Wildcards (*, **) need at least one further segment, so they never match the node they hang off — a wire-leaf (a primitive, a t.array, a t.schema) is addressed by its exact path: r.path("terrain"), not r.path("terrain.**"). defineRealm throws on patterns that could never match a schema path (a typo’d key, or a wildcard descending into a wire-leaf), so a dead rule fails at definition time instead of silently default-denying its branch.
View conditions
Section titled “View conditions”view decides which avatars receive a path’s values (and its changes). View conditions are coordinate-only — they see { avatar, params }, never state — because they’re evaluated per leaf when slicing broadcasts:
r.everyone— all avatar types (including replica-class avatars).r.avatarTypes("vendor", "auditor")— listed types only.- A plain function
({ avatar, params }) => boolean— e.g. owner-only:avatar.persistentId === params.avatarId.
A view rule’s avatar is type + persistentId only — never instanceId (reading it is a compile error). Broadcasts are sliced and cached per view signature (type, persistentId), so one avatar’s tabs and devices share one encoded payload; a view branching on instanceId would be silently mis-sliced across them. Per-instance visibility isn’t representable by design. (Alter rules run per write and do see the full identity including instanceId.)
A hidden branch’s bytes never leave the server. Broadcasts are sliced per view signature and encoded once per audience group — clients don’t “receive and ignore” hidden state; they never receive it.

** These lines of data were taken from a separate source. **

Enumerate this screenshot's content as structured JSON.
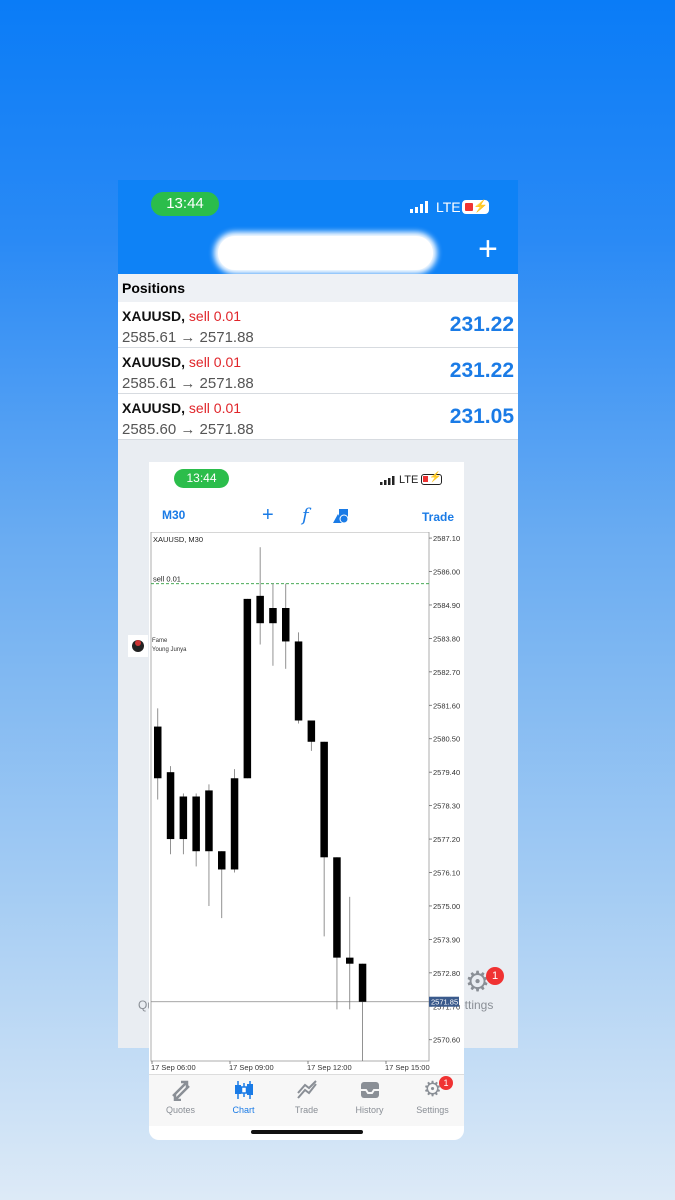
{
  "back_screen": {
    "status": {
      "time": "13:44",
      "network": "LTE"
    },
    "header": {
      "add_label": "+"
    },
    "positions_title": "Positions",
    "positions": [
      {
        "symbol": "XAUUSD,",
        "side": "sell 0.01",
        "prices": "2585.61 → 2571.88",
        "profit": "231.22"
      },
      {
        "symbol": "XAUUSD,",
        "side": "sell 0.01",
        "prices": "2585.61 → 2571.88",
        "profit": "231.22"
      },
      {
        "symbol": "XAUUSD,",
        "side": "sell 0.01",
        "prices": "2585.60 → 2571.88",
        "profit": "231.05"
      }
    ],
    "tabs": {
      "quotes_partial": "Qu",
      "settings_partial": "ettings",
      "settings_badge": "1"
    }
  },
  "front_screen": {
    "status": {
      "time": "13:44",
      "network": "LTE"
    },
    "toolbar": {
      "timeframe": "M30",
      "trade": "Trade"
    },
    "chart_label": "XAUUSD, M30",
    "order_line_label": "sell 0.01",
    "current_price": "2571.85",
    "watermark": {
      "name": "Fame",
      "sub": "Young Junya"
    },
    "tabs": [
      {
        "label": "Quotes",
        "icon": "quotes-icon"
      },
      {
        "label": "Chart",
        "icon": "chart-icon"
      },
      {
        "label": "Trade",
        "icon": "trade-icon"
      },
      {
        "label": "History",
        "icon": "history-icon"
      },
      {
        "label": "Settings",
        "icon": "gear-icon"
      }
    ],
    "settings_badge": "1"
  },
  "chart_data": {
    "type": "candlestick",
    "title": "XAUUSD, M30",
    "y_ticks": [
      "2587.10",
      "2586.00",
      "2584.90",
      "2583.80",
      "2582.70",
      "2581.60",
      "2580.50",
      "2579.40",
      "2578.30",
      "2577.20",
      "2576.10",
      "2575.00",
      "2573.90",
      "2572.80",
      "2571.70",
      "2570.60"
    ],
    "x_ticks": [
      "17 Sep 06:00",
      "17 Sep 09:00",
      "17 Sep 12:00",
      "17 Sep 15:00"
    ],
    "ylim": [
      2569.9,
      2587.3
    ],
    "order_line": 2585.6,
    "current_price": 2571.85,
    "candles": [
      {
        "o": 2579.2,
        "h": 2581.5,
        "l": 2578.5,
        "c": 2580.9
      },
      {
        "o": 2579.4,
        "h": 2579.6,
        "l": 2576.7,
        "c": 2577.2
      },
      {
        "o": 2577.2,
        "h": 2578.7,
        "l": 2576.7,
        "c": 2578.6
      },
      {
        "o": 2578.6,
        "h": 2578.7,
        "l": 2576.3,
        "c": 2576.8
      },
      {
        "o": 2578.8,
        "h": 2579.0,
        "l": 2575.0,
        "c": 2576.8
      },
      {
        "o": 2576.8,
        "h": 2576.8,
        "l": 2574.6,
        "c": 2576.2
      },
      {
        "o": 2576.2,
        "h": 2579.5,
        "l": 2576.1,
        "c": 2579.2
      },
      {
        "o": 2579.2,
        "h": 2585.1,
        "l": 2579.2,
        "c": 2585.1
      },
      {
        "o": 2585.2,
        "h": 2586.8,
        "l": 2583.6,
        "c": 2584.3
      },
      {
        "o": 2584.3,
        "h": 2585.6,
        "l": 2582.9,
        "c": 2584.8
      },
      {
        "o": 2584.8,
        "h": 2585.6,
        "l": 2582.8,
        "c": 2583.7
      },
      {
        "o": 2583.7,
        "h": 2584.0,
        "l": 2581.0,
        "c": 2581.1
      },
      {
        "o": 2581.1,
        "h": 2581.1,
        "l": 2580.1,
        "c": 2580.4
      },
      {
        "o": 2580.4,
        "h": 2580.4,
        "l": 2574.0,
        "c": 2576.6
      },
      {
        "o": 2576.6,
        "h": 2576.6,
        "l": 2571.6,
        "c": 2573.3
      },
      {
        "o": 2573.3,
        "h": 2575.3,
        "l": 2571.6,
        "c": 2573.1
      },
      {
        "o": 2573.1,
        "h": 2573.1,
        "l": 2569.9,
        "c": 2571.85
      }
    ]
  },
  "colors": {
    "accent": "#1a7be6",
    "sell": "#e0252a",
    "status_pill": "#2bbd4b",
    "badge": "#f03232",
    "order_line": "#2e9e3e"
  }
}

Owner visibility is a state-shaping pattern
Section titled “Owner visibility is a state-shaping pattern”Want each consumer to see only their own orders while vendors see the orders for their stall? Don’t reach for clever conditions — shape the state so the coordinate is in the path, and denormalise per audience inside the intent that writes both:
state: { // keyed by the viewing coordinate — the view rule is then just an owner check ordersByConsumer: t.record(t.id("consumerId"), /* … */), ordersByVendor: t.record(t.id("vendorId"), /* … */),}Alter conditions
Section titled “Alter conditions”alter decides who may directly write a path with realm.update() (intents bypass alter rules — they’re trusted server code gated by their own allow list):
r.serverOnly— onlyengine.update()(server code) writes here.- A plain function
({ avatar, params, prev, next, state, basisVersion }) => true | NiceError— runs on the client as prediction and on the server as authority. Returntrueto allow, or a NiceError to reject with a typed reason. r.serverChecked(fn)— a check that needs server-only facts: the injectedctx, or the log-backed CAS helpertouchedSince(basisVersion). Client prediction auto-passes it — this is exactly the slice of optimism that can roll back.r.all(...conds)— compose: all must pass, the first NiceError rejects.
Because plain alter functions run in prediction, a disallowed write rejects locally and instantly — the rejection surfaces on the settle handle and in onMutationRejected, and nothing hits the wire.
Compare-and-set with touchedSince
Section titled “Compare-and-set with touchedSince”For the rare direct write that must not clobber a concurrent edit, a serverChecked condition can consult the patch log:
r.serverChecked(({ basisVersion, touchedSince }) => !touchedSince(basisVersion) || err_market.fromId("concurrent_edit"))basisVersion is the confirmed version the writer composed against; touchedSince asks “was this path modified after that?” If routinely you need this, the mutation probably wants to be an intent instead.
Replicas are an avatar rule
Section titled “Replicas are an avatar rule”A Worker (or any server-side process) holding a live read copy of a realm is just another avatar type — one whose view rules say “everything” (or a partial slice), connected with connectRealmReplica. No special authority, no second code path; the same rules decide what it sees. See Connecting & React.